The different data models that Cosmos DB provides to work with are:
- Document data model that uses SQL API for JSON documents or MongoDB API which works with BSON documents, i.e. JSON documents with support for binary input as well. The MongoDB API also extends wire level support which makes it easier for MongoDB developers to expand their area of work and enjoy the performance with Cosmos DB.
- Graph data models using the Gremlin API which provides a traversal language that helps build a relationship between the data and have access to more data with the help of those relationship among the data.
- Columnar data models using the Cassandra API where in we define the schema and the data is set into the form of columns
- Key-value Data model which uses Table API wherein all the entities can have a different set of key-value pairs.
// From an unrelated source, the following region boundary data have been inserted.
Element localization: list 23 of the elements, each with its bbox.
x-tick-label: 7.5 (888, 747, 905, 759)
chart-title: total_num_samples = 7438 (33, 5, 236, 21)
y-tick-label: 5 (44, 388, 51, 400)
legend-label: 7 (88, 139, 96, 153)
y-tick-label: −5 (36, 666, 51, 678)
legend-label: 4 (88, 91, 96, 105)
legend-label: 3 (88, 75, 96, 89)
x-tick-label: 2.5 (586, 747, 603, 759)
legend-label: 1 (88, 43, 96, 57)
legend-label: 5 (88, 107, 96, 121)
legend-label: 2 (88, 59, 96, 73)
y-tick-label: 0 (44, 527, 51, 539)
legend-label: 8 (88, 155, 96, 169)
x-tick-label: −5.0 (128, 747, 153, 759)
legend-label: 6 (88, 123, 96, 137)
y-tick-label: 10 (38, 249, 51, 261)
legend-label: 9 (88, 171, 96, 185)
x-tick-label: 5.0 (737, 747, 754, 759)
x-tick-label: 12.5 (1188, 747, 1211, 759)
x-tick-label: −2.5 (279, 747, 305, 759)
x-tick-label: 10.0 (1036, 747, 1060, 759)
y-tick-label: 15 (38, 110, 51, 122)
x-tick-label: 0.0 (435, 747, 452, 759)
The major use of Table API is that any of our data on the Azure Table Storage can be easily migrated on to Cosmos DB and can be worked well on.
However, which so ever API we choose, it hardly matters apart from the presentation of the data and they simply project our data in different data models. The data is simply stored under ARS. All of the data is actually present in the form of keys and values. Key and value pair is what Table API supports, but actually if we look at it technically, it all the relationship between these keys and values pairs. even for the graph and columnar data models, the data is actually having a key and a value for the key which is just projected differently! This is what ARS actually means, a layer for working with the key value pairs.
If we look at the graph data model which has vertices and edges, they are actually a pairs of keys and values only. Similarly, in the columnar data model, the columns containing the data are just the keys and values
Another added functionality is that within a database that we have created for one project and choosing one API, we are actually allowed to switch to different APIs that makes the whole work a lot easier. Suppose the project has been worked on using the SQL API, but then you want it to be projected in the graph data model, in that case, you will be able to switch to the Gremlin API and looks at the modified results.